While the issue of identification is certainly an upcoming and polemic problem with increased globalization and cultural diffusion in this day and age, the issue, at least in British Columbia, can be stemmed back to head taxes. These were put on Chinese immigrants attempting to emigrate to Canada from 1885 to 1923, as the newspaper The Global Times here makes evident. Despite a national apology from the Conservative government in 2006, in an address by Steven Harper, no significant apologetic behaviour has been exhibited by the government concerning the issue until this year. Interestingly, although the British Columbian government is now preparing to issue a public apology of its own, financial redress is not part of its plan of action. The descendants see this as the government being ‘dismissive and arrogant’ as Sid Tan Chow, the former Head Tax Families Society (HTFS) president, argues. It is clear that a financial compensation for the taxes themselves would lead to an improved sense of identity, agency and ultimately a resurgence of hope for the descendants of those Chinese immigrants affected by the head tax and the Exclusionary Act which followed.
The British Columbian government is reaching out to these Chinese descendants for assistance in drafting the most appropriate apology, which seems like a good idea in theory.
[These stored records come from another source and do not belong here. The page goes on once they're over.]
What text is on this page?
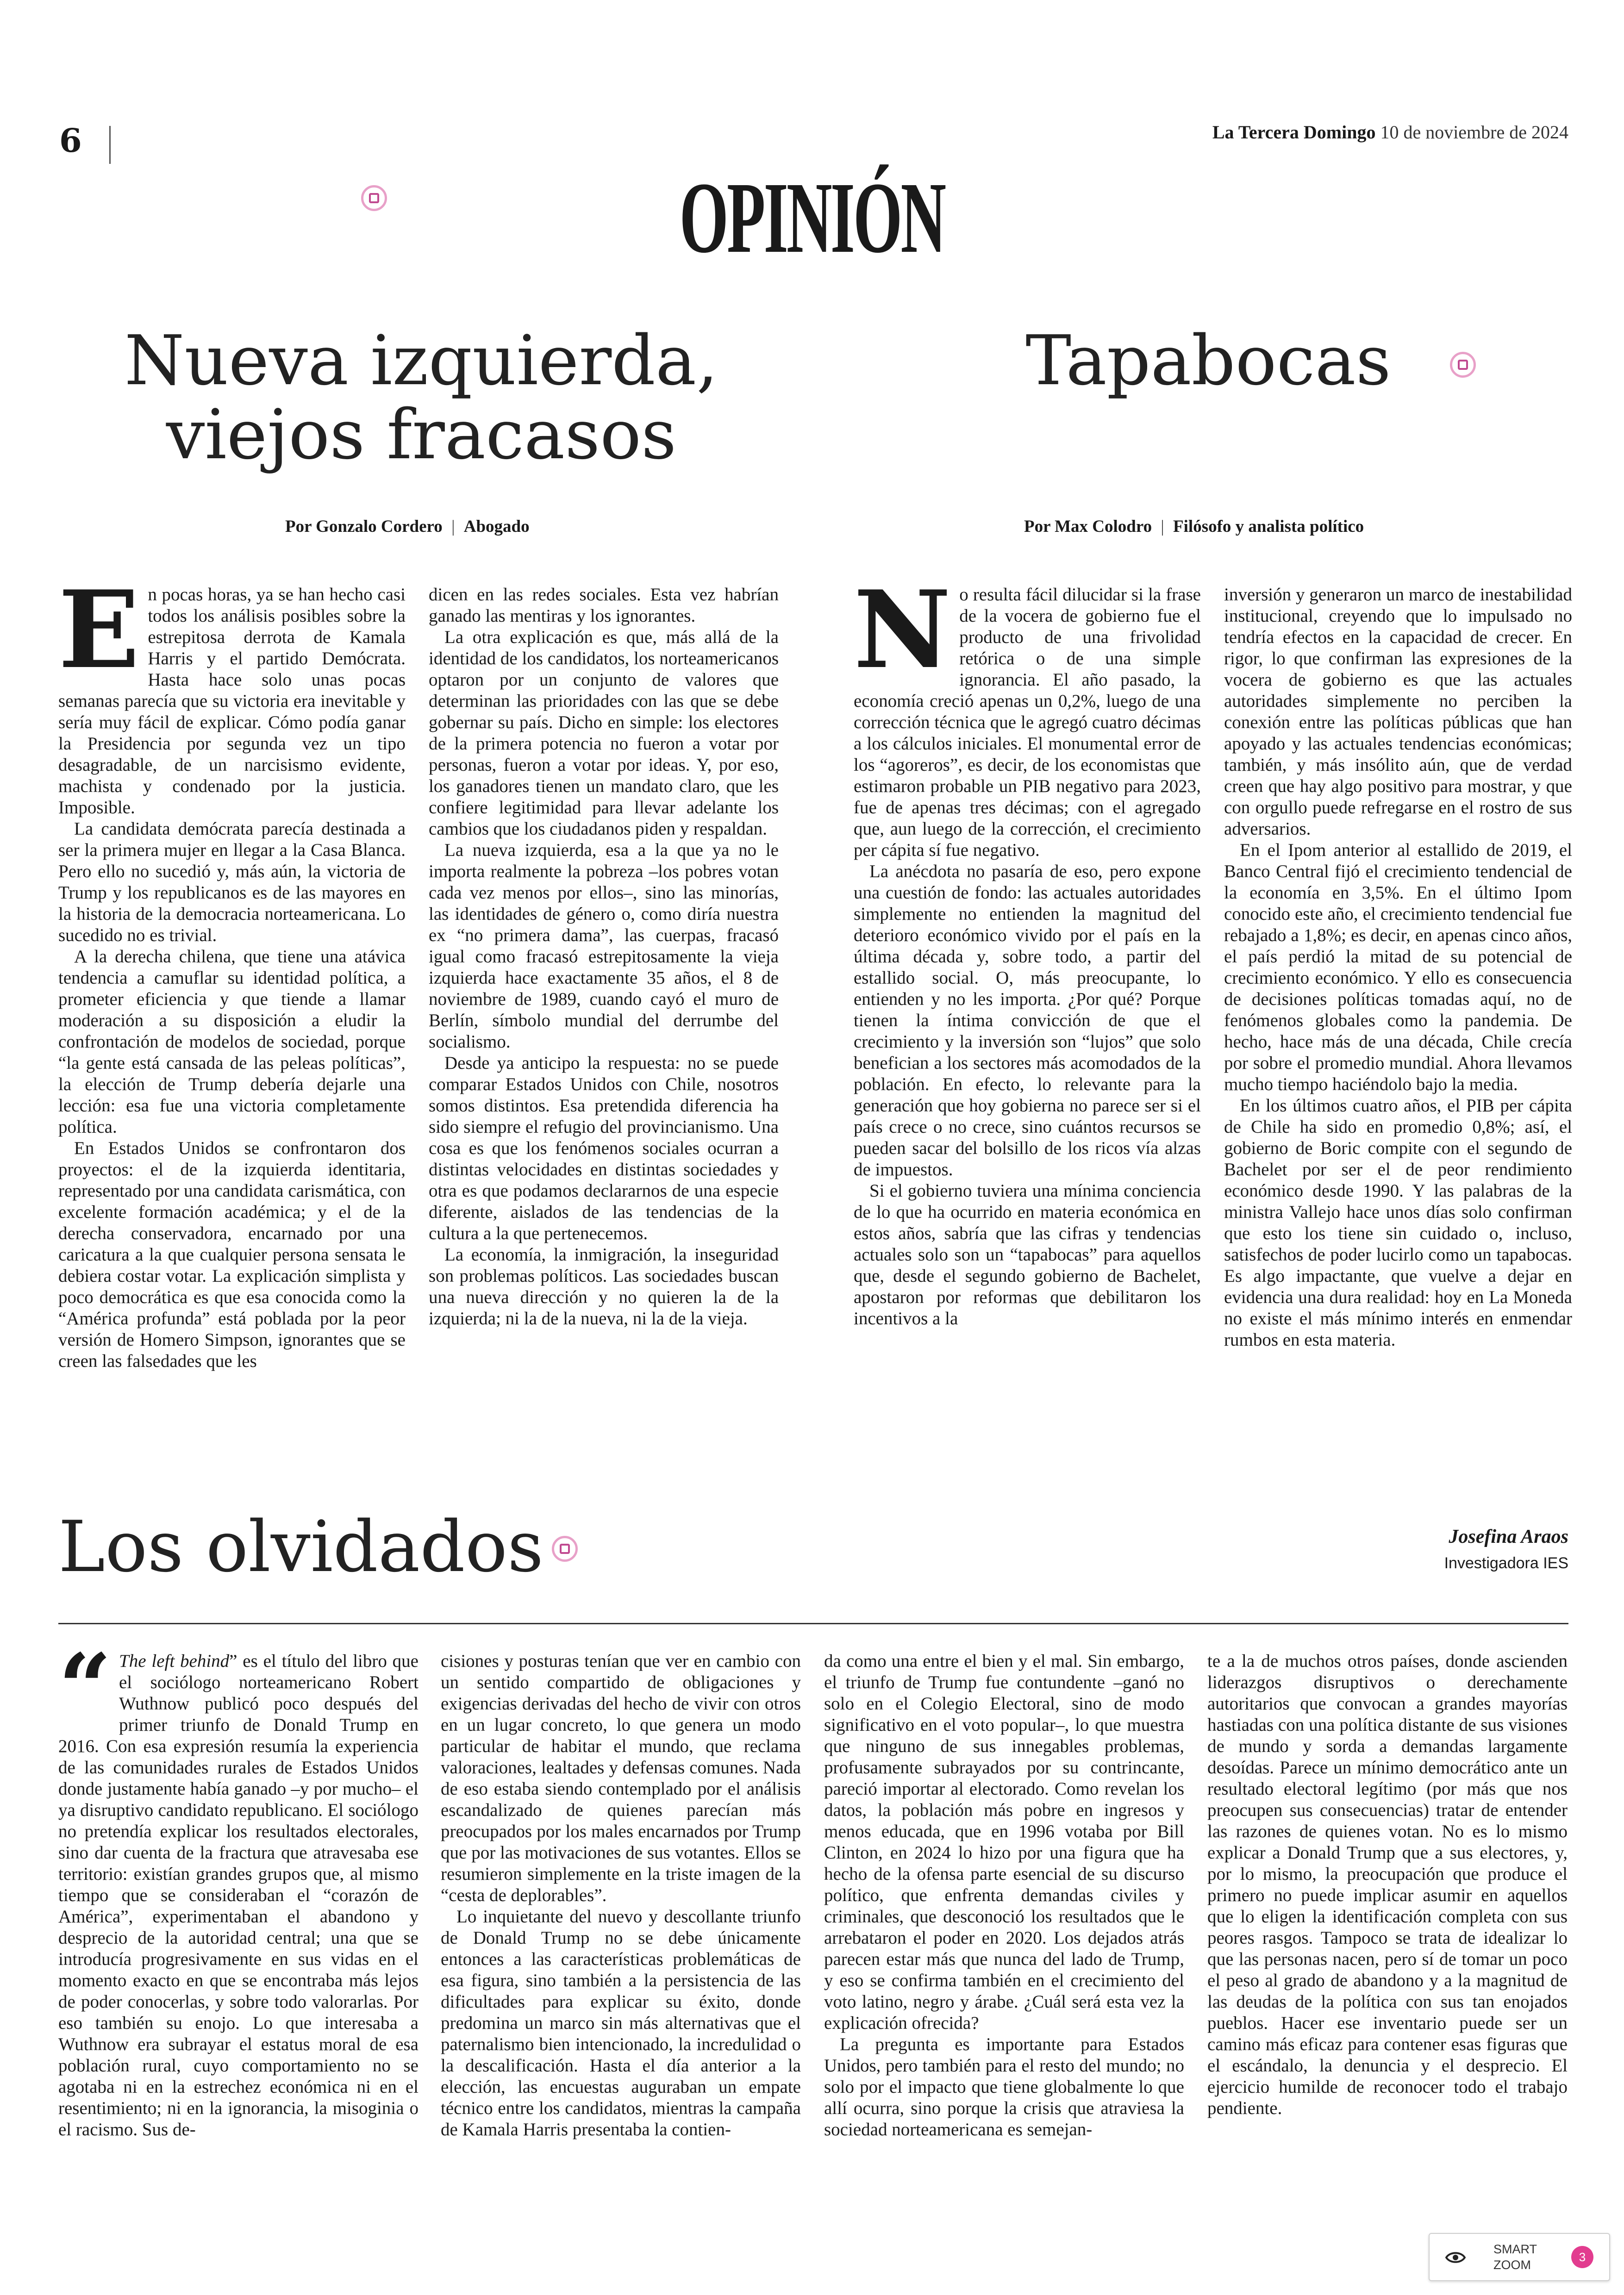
6	La Tercera Domingo 10 de noviembre de 2024
OPINIÓN
Nueva izquierda,
viejos fracasos
Por Gonzalo Cordero | Abogado
E n pocas horas, ya se han hecho casi todos los análisis posibles sobre la estrepitosa derrota de Kamala Harris y el partido Demócrata. Hasta hace solo unas pocas semanas parecía que su victoria era inevitable y sería muy fácil de explicar. Cómo podía ganar la Presidencia por segunda vez un tipo desagradable, de un narcisismo evidente, machista y condenado por la justicia. Imposible.

La candidata demócrata parecía destinada a ser la primera mujer en llegar a la Casa Blanca. Pero ello no sucedió y, más aún, la victoria de Trump y los republicanos es de las mayores en la historia de la democracia norteamericana. Lo sucedido no es trivial.

A la derecha chilena, que tiene una atávica tendencia a camuflar su identidad política, a prometer eficiencia y que tiende a llamar moderación a su disposición a eludir la confrontación de modelos de sociedad, porque “la gente está cansada de las peleas políticas”, la elección de Trump debería dejarle una lección: esa fue una victoria completamente política.

En Estados Unidos se confrontaron dos proyectos: el de la izquierda identitaria, representado por una candidata carismática, con excelente formación académica; y el de la derecha conservadora, encarnado por una caricatura a la que cualquier persona sensata le debiera costar votar. La explicación simplista y poco democrática es que esa conocida como la “América profunda” está poblada por la peor versión de Homero Simpson, ignorantes que se creen las falsedades que les

dicen en las redes sociales. Esta vez habrían ganado las mentiras y los ignorantes.

La otra explicación es que, más allá de la identidad de los candidatos, los norteamericanos optaron por un conjunto de valores que determinan las prioridades con las que se debe gobernar su país. Dicho en simple: los electores de la primera potencia no fueron a votar por personas, fueron a votar por ideas. Y, por eso, los ganadores tienen un mandato claro, que les confiere legitimidad para llevar adelante los cambios que los ciudadanos piden y respaldan.

La nueva izquierda, esa a la que ya no le importa realmente la pobreza –los pobres votan cada vez menos por ellos–, sino las minorías, las identidades de género o, como diría nuestra ex “no primera dama”, las cuerpas, fracasó igual como fracasó estrepitosamente la vieja izquierda hace exactamente 35 años, el 8 de noviembre de 1989, cuando cayó el muro de Berlín, símbolo mundial del derrumbe del socialismo.

Desde ya anticipo la respuesta: no se puede comparar Estados Unidos con Chile, nosotros somos distintos. Esa pretendida diferencia ha sido siempre el refugio del provincianismo. Una cosa es que los fenómenos sociales ocurran a distintas velocidades en distintas sociedades y otra es que podamos declararnos de una especie diferente, aislados de las tendencias de la cultura a la que pertenecemos.

La economía, la inmigración, la inseguridad son problemas políticos. Las sociedades buscan una nueva dirección y no quieren la de la izquierda; ni la de la nueva, ni la de la vieja.

Tapabocas
Por Max Colodro | Filósofo y analista político
N o resulta fácil dilucidar si la frase de la vocera de gobierno fue el producto de una frivolidad retórica o de una simple ignorancia. El año pasado, la economía creció apenas un 0,2%, luego de una corrección técnica que le agregó cuatro décimas a los cálculos iniciales. El monumental error de los “agoreros”, es decir, de los economistas que estimaron probable un PIB negativo para 2023, fue de apenas tres décimas; con el agregado que, aun luego de la corrección, el crecimiento per cápita sí fue negativo.

La anécdota no pasaría de eso, pero expone una cuestión de fondo: las actuales autoridades simplemente no entienden la magnitud del deterioro económico vivido por el país en la última década y, sobre todo, a partir del estallido social. O, más preocupante, lo entienden y no les importa. ¿Por qué? Porque tienen la íntima convicción de que el crecimiento y la inversión son “lujos” que solo benefician a los sectores más acomodados de la población. En efecto, lo relevante para la generación que hoy gobierna no parece ser si el país crece o no crece, sino cuántos recursos se pueden sacar del bolsillo de los ricos vía alzas de impuestos.

Si el gobierno tuviera una mínima conciencia de lo que ha ocurrido en materia económica en estos años, sabría que las cifras y tendencias actuales solo son un “tapabocas” para aquellos que, desde el segundo gobierno de Bachelet, apostaron por reformas que debilitaron los incentivos a la

inversión y generaron un marco de inestabilidad institucional, creyendo que lo impulsado no tendría efectos en la capacidad de crecer. En rigor, lo que confirman las expresiones de la vocera de gobierno es que las actuales autoridades simplemente no perciben la conexión entre las políticas públicas que han apoyado y las actuales tendencias económicas; también, y más insólito aún, que de verdad creen que hay algo positivo para mostrar, y que con orgullo puede refregarse en el rostro de sus adversarios.

En el Ipom anterior al estallido de 2019, el Banco Central fijó el crecimiento tendencial de la economía en 3,5%. En el último Ipom conocido este año, el crecimiento tendencial fue rebajado a 1,8%; es decir, en apenas cinco años, el país perdió la mitad de su potencial de crecimiento económico. Y ello es consecuencia de decisiones políticas tomadas aquí, no de fenómenos globales como la pandemia. De hecho, hace más de una década, Chile crecía por sobre el promedio mundial. Ahora llevamos mucho tiempo haciéndolo bajo la media.

En los últimos cuatro años, el PIB per cápita de Chile ha sido en promedio 0,8%; así, el gobierno de Boric compite con el segundo de Bachelet por ser el de peor rendimiento económico desde 1990. Y las palabras de la ministra Vallejo hace unos días solo confirman que esto los tiene sin cuidado o, incluso, satisfechos de poder lucirlo como un tapabocas. Es algo impactante, que vuelve a dejar en evidencia una dura realidad: hoy en La Moneda no existe el más mínimo interés en enmendar rumbos en esta materia.

Los olvidados	Josefina Araos
Investigadora IES
“ The left behind” es el título del libro que el sociólogo norteamericano Robert Wuthnow publicó poco después del primer triunfo de Donald Trump en 2016. Con esa expresión resumía la experiencia de las comunidades rurales de Estados Unidos donde justamente había ganado –y por mucho– el ya disruptivo candidato republicano. El sociólogo no pretendía explicar los resultados electorales, sino dar cuenta de la fractura que atravesaba ese territorio: existían grandes grupos que, al mismo tiempo que se consideraban el “corazón de América”, experimentaban el abandono y desprecio de la autoridad central; una que se introducía progresivamente en sus vidas en el momento exacto en que se encontraba más lejos de poder conocerlas, y sobre todo valorarlas. Por eso también su enojo. Lo que interesaba a Wuthnow era subrayar el estatus moral de esa población rural, cuyo comportamiento no se agotaba ni en la estrechez económica ni en el resentimiento; ni en la ignorancia, la misoginia o el racismo. Sus de-

cisiones y posturas tenían que ver en cambio con un sentido compartido de obligaciones y exigencias derivadas del hecho de vivir con otros en un lugar concreto, lo que genera un modo particular de habitar el mundo, que reclama valoraciones, lealtades y defensas comunes. Nada de eso estaba siendo contemplado por el análisis escandalizado de quienes parecían más preocupados por los males encarnados por Trump que por las motivaciones de sus votantes. Ellos se resumieron simplemente en la triste imagen de la “cesta de deplorables”.

Lo inquietante del nuevo y descollante triunfo de Donald Trump no se debe únicamente entonces a las características problemáticas de esa figura, sino también a la persistencia de las dificultades para explicar su éxito, donde predomina un marco sin más alternativas que el paternalismo bien intencionado, la incredulidad o la descalificación. Hasta el día anterior a la elección, las encuestas auguraban un empate técnico entre los candidatos, mientras la campaña de Kamala Harris presentaba la contien-

da como una entre el bien y el mal. Sin embargo, el triunfo de Trump fue contundente –ganó no solo en el Colegio Electoral, sino de modo significativo en el voto popular–, lo que muestra que ninguno de sus innegables problemas, profusamente subrayados por su contrincante, pareció importar al electorado. Como revelan los datos, la población más pobre en ingresos y menos educada, que en 1996 votaba por Bill Clinton, en 2024 lo hizo por una figura que ha hecho de la ofensa parte esencial de su discurso político, que enfrenta demandas civiles y criminales, que desconoció los resultados que le arrebataron el poder en 2020. Los dejados atrás parecen estar más que nunca del lado de Trump, y eso se confirma también en el crecimiento del voto latino, negro y árabe. ¿Cuál será esta vez la explicación ofrecida?

La pregunta es importante para Estados Unidos, pero también para el resto del mundo; no solo por el impacto que tiene globalmente lo que allí ocurra, sino porque la crisis que atraviesa la sociedad norteamericana es semejan-

te a la de muchos otros países, donde ascienden liderazgos disruptivos o derechamente autoritarios que convocan a grandes mayorías hastiadas con una política distante de sus visiones de mundo y sorda a demandas largamente desoídas. Parece un mínimo democrático ante un resultado electoral legítimo (por más que nos preocupen sus consecuencias) tratar de entender las razones de quienes votan. No es lo mismo explicar a Donald Trump que a sus electores, y, por lo mismo, la preocupación que produce el primero no puede implicar asumir en aquellos que lo eligen la identificación completa con sus peores rasgos. Tampoco se trata de idealizar lo que las personas nacen, pero sí de tomar un poco el peso al grado de abandono y a la magnitud de las deudas de la política con sus tan enojados pueblos. Hacer ese inventario puede ser un camino más eficaz para contener esas figuras que el escándalo, la denuncia y el desprecio. El ejercicio humilde de reconocer todo el trabajo pendiente.

SMART
ZOOM
3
The members of the HTFS have not been approached, however, causing further animosity and exacerbating Canadian-Chinese tensions which are more than 100 years old. I cannot help but think of the other recent Canadian apology given, for the Truth and Reconciliation Commission concerning the compulsory Indian Residential Schools in Canada between 1955 and 2002. In these two clear issues where sectors of society have been marginalized by the Canadian government, it seems as though the old Canadian stereotype may be to our benefit now; we have a lot to say sorry for.